Most encryption works with a stream cypher, because one time pads are impossibly cumbersome to use. The pads must not be reused, and must be the same length as the plaintext to be encrypted. And both sender and recipient must have copies. The key exchange problem becomes the limiting factor. (Diplomats with briefcases handcuffed to their arms is the sort of thing one gets with one time pads. The modern high tech key exchange is quantum encryption.) So stream cyphers use generator functions for which the initial parameters are very hard to discover. (Actually, typically a very secure, but very computationally expensive algorithm is used to exchange a session key, and the session key is used to drive a computationally easier stream cypher for each encrypted exchange. )

Of course in practice this is true. It is infeasible, and as close to impossible as you probably like. But what it isn’t, is absolutely provably impossible. It may still be that with a less than perfect sequence generator there remains some useful traction to be had with an encrypted message. Perhaps you could make a good guess as to how long the plaintext message is. That alone might provide useful intelligence information. Any sort of statistical traction applied over a long series of messages might also allow something useful to be elicited.
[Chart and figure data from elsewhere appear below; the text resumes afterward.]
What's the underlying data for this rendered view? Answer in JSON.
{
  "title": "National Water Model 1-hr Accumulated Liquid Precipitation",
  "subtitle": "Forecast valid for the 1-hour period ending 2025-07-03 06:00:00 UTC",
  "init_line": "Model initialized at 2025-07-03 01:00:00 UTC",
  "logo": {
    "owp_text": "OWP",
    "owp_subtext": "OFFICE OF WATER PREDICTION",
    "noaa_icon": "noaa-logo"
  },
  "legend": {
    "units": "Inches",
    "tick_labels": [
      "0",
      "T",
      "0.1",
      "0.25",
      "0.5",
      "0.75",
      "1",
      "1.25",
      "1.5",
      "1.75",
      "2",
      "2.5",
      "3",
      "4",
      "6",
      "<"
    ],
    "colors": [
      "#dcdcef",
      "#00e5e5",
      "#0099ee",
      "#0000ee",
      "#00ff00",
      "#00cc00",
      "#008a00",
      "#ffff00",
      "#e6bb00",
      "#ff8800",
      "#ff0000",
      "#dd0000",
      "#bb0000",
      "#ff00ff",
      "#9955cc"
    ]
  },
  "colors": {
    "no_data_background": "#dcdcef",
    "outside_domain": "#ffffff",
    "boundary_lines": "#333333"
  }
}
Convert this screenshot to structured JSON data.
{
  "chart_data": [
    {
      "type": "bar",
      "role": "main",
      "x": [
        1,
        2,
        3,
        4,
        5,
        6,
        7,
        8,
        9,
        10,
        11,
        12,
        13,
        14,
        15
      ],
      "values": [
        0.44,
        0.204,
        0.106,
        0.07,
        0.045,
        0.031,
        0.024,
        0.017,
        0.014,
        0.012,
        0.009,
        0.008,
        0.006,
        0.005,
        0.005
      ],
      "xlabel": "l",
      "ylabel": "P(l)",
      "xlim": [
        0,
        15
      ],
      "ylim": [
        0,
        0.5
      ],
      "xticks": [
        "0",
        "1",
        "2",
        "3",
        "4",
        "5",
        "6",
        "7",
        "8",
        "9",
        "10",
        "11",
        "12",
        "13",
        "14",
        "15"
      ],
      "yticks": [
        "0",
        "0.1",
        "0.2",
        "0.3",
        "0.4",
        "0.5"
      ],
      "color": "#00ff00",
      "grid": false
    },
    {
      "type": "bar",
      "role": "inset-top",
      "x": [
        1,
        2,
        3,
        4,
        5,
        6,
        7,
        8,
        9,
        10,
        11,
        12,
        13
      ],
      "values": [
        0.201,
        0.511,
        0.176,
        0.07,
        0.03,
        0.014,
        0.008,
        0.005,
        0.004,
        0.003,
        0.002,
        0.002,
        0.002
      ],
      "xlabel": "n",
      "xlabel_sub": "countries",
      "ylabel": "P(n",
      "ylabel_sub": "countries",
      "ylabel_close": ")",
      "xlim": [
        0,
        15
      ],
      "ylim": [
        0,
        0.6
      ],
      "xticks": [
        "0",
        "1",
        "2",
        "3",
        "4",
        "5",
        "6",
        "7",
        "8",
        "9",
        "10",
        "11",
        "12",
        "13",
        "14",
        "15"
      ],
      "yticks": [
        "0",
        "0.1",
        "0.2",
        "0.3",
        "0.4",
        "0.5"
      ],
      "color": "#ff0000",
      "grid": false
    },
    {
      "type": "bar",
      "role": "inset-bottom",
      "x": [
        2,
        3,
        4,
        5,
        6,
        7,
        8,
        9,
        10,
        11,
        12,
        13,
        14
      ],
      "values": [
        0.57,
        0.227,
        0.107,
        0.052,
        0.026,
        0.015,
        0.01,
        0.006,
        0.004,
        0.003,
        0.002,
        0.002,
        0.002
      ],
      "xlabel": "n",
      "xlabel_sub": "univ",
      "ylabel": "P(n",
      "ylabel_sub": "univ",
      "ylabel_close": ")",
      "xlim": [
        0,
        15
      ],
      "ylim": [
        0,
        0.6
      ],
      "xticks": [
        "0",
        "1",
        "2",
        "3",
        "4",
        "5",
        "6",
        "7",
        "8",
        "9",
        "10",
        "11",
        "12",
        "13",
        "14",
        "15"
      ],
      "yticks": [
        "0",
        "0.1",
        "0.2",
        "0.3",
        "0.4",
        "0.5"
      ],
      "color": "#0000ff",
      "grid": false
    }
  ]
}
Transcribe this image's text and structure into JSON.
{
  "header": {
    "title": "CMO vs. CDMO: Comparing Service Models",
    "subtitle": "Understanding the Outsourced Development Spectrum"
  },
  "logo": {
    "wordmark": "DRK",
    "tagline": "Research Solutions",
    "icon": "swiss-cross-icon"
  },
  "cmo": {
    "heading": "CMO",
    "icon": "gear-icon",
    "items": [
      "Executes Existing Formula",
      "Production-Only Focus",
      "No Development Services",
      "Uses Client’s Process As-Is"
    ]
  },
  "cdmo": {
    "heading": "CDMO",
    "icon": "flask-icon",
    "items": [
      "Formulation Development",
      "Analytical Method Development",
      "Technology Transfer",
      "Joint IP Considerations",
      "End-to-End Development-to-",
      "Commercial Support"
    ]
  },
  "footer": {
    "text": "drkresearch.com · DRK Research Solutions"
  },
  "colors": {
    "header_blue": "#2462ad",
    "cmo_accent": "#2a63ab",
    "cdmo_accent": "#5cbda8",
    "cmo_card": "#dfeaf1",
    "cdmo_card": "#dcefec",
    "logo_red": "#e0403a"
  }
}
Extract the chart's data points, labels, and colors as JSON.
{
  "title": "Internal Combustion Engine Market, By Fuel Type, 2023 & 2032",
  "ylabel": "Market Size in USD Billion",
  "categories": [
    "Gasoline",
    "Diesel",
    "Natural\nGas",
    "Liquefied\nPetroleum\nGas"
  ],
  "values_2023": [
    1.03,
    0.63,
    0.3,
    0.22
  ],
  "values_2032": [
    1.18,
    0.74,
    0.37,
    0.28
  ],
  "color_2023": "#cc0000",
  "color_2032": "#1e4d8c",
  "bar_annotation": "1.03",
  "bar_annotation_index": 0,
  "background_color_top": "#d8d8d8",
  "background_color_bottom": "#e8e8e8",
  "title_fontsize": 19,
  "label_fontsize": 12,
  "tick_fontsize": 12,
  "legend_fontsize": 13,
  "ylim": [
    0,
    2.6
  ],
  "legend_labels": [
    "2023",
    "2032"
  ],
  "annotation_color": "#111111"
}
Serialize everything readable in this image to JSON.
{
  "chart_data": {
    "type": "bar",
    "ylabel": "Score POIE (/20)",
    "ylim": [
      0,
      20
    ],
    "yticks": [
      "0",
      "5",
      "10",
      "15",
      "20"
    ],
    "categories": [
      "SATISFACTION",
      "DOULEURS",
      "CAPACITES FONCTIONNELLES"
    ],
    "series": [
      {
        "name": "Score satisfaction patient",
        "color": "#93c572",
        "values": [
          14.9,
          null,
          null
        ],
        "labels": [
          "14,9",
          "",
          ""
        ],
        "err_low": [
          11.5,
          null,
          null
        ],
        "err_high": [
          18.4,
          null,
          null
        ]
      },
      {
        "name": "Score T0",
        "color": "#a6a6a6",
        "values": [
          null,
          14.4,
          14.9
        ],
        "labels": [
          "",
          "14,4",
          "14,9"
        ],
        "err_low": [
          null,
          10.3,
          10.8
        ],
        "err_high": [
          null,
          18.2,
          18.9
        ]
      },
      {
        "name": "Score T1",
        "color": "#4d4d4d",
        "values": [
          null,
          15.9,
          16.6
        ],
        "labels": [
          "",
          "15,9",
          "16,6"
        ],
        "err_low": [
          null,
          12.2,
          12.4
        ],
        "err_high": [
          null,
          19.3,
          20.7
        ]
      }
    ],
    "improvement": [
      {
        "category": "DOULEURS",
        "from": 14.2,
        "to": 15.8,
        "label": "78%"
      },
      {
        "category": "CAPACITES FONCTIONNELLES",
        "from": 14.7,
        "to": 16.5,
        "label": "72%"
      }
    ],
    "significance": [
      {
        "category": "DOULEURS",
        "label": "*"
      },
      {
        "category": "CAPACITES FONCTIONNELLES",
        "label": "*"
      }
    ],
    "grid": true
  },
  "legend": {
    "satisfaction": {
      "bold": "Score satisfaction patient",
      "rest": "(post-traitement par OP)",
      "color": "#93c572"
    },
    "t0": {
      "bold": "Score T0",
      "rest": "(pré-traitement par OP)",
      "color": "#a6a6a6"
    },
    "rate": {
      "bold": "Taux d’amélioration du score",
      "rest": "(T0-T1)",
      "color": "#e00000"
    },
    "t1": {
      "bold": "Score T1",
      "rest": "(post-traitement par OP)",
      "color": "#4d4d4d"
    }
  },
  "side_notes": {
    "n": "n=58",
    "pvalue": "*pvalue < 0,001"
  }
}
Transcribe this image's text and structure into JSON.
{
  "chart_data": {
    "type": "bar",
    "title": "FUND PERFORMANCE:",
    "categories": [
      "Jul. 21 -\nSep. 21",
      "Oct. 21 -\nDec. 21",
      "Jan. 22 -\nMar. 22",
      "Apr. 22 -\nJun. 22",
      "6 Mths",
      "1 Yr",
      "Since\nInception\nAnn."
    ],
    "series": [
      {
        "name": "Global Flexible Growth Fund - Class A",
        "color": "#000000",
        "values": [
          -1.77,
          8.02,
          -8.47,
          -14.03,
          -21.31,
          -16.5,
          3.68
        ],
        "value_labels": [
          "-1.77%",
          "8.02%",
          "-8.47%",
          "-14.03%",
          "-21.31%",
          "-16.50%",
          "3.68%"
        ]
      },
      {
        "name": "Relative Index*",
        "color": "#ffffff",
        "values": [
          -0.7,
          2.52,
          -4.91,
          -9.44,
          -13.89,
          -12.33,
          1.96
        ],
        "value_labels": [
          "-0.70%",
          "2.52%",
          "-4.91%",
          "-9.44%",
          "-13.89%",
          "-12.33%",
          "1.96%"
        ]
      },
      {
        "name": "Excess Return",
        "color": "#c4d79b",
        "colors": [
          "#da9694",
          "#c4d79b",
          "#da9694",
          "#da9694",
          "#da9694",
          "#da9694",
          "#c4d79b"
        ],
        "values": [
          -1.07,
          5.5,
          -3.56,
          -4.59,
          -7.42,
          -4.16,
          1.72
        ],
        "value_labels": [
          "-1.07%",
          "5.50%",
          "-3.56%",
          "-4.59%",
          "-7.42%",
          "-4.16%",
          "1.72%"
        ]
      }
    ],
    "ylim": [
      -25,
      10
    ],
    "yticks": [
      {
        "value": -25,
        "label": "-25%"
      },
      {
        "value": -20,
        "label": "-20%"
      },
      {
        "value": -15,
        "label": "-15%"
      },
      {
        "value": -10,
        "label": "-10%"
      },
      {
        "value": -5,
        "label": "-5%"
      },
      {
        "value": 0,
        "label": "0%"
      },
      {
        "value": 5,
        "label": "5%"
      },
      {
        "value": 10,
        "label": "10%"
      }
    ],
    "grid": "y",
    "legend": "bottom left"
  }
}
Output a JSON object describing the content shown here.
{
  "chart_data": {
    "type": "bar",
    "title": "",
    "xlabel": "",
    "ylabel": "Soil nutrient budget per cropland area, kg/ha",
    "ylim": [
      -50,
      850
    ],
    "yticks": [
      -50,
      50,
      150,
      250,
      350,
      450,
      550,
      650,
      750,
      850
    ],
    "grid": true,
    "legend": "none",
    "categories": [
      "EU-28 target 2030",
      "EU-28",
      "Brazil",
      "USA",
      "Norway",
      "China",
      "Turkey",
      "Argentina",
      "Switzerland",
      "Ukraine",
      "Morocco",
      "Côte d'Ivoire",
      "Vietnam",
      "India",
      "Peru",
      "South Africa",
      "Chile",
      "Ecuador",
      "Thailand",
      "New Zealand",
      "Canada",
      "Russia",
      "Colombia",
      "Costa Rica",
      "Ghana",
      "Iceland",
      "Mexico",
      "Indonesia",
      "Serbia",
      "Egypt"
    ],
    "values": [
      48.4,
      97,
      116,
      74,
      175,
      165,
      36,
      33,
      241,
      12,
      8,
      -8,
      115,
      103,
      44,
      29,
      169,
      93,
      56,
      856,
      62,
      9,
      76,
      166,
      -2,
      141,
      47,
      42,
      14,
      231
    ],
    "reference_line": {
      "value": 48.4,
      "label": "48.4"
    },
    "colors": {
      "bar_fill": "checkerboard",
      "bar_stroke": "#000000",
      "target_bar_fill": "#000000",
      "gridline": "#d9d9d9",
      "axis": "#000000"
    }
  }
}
If I can hijack my own thread, this reminds of a question that I almost added to the OP but didn’t.

In any case, when one says “random” as for example in a sequence that has only its trivial program as its generator, does the sequence contain all digits one-at-a-time each occurring 0.1 of any chosen (infinite) subsequence, all 2-digit combinations each occurring 0.01 of any chosen (infinite) subsequence, all 3-digit combinations each occurring 0.001 of any (infinite) subsequence, etc. Can such a property even be proved for a sequence?

Thanks!

Yes, although the notion of randomness being discussed there is slightly stronger than what’s been discussed so far. Here we only require the whole string to be incompressible, but there they require every proper prefix to be incompressible as well.

I know next to nothing about this, but I know the layman’s definition of Kolmogorov complexity, and this sounds related. Say we have a sequence S of length n. Is this sequence random iff K(S) = n + O(1), where K is the Kolmogorov complexity function?

(i.e. can you define randomness wholly in terms of Kolmogorov complexity?)

Interesting, thanks. I hadn’t appreciated the equivalence of the three (qualitiative) definitions of randomness.

More to the point, in that link there was a reference to normal numbers. After looking there, I now see that what I was asking was whether a “random” sequence meant a “normal” sequence. I think.

Assuming that we are talking about computers, which is going to be the case for all serious uses of encryption, it’s worth noting that all data is encoded as series of bits. An integer, a fractional value, an imaginary number, etc. no matter what it can only be represented as 1s and 0s. A program just knows to treat the bits in a certain location as being of that type and uses code which treats the bits in that way to utilize it. But since it’s all just 1s and 0s to begin with, the max data that can be encoded is capped by the number of bits. What that data means is meaningless, just whether it can or can’t achieve the cap.

Well, that’s what I meant by “theoretically unbreakable.” I wasn’t using “theoretical” in the sense of “speculatively or probably true”; I just meant that it follows from information theory that OTP is unbreakable.